Things to know about college visit1. Pay attention to vibrancy. An admissions tour can’t stage a vibrant campus, so if you visit during the school year keep an eye out for any and all signs of activity. Are students interacting on the paths between classes? Are people rushing or idling around? Is anything happening in the main quad? You also might want to look for “relative vibrancy.” For example, what building seems more vibrant – the dining hall or the library?

2. Have questions ready. One of the great aspects of a campus visit is that you are surrounded by current students of that college. Each and every student is an expert about the school, and consequently you should talk to people in an effort to gauge their opinions. Having a few questions ready beforehand can certainly help. If you can’t think of any good questions, ask students: “What do you like least about this school?” Those answers will probably be informative.

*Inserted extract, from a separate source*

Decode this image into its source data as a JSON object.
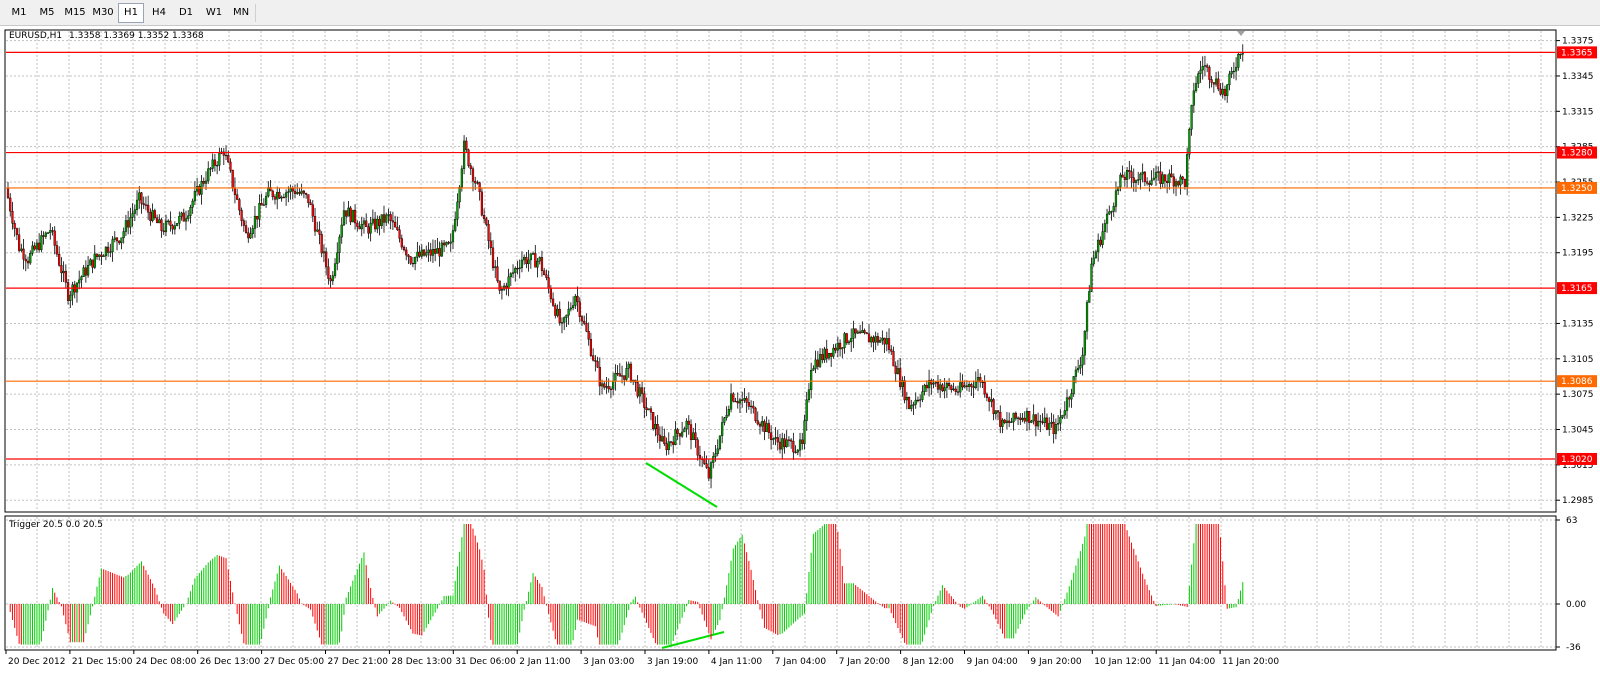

3. On the campus tour, focus on what matters to you. A campus tour will take you all around a school and will likely try to highlight the most appealing elements of the institution. Along the way, make sure that you concentrate primarily on those places that apply best to you. If you’re interested in a career in medical coding, for example, the construction of an impressive new English construction shouldn’t sway you in the least.

4. Live like a student. Spending at least part of your visit living your day like a student would. Eat at the dining hall. Sit in on a class. Watch a sporting event or athletic practice. Spend a few hours sitting in the library. Even if you expect to rarely eat on campus as a college student, for example, it is still beneficial to have a meal in the dining hall and get a feel for being a student at that school.

5. Maximize your face-to-face exposure where it most counts. Since people are usually more receptive in a face-to-face interaction, stop by the admissions office, the financial aid office, and maybe the office of a sports coach whose team you’d like to join. Doing so can convey the degree of your interest and can attach a face to you as an applicant. While this piece of advice is certainly more applicable to your admissions process, a successful meeting with financial aid may help you leave with a better vibe about the school.

6. Explore the area. Unless the college is located in a small town, you will likely spend a considerable amount of time exploring a school’s local area once you become a student. Stepping off campus during your visit and exploring the larger town or city can therefore be helpful in making your decision. Even a drive or a run around the nearby neighborhood can provide a good deal of perspective.

There are many other things you may want to keep in mind during your college visit, but hopefully this list provides you with a good starting point. Ultimately, however, even if you look for all the right things and ask all the right questions, the greatest benefit you get from a tour is the feeling in your gut the moment you walk away – the vibe. If the vibe is a good one, many of the above discussed details matter far less.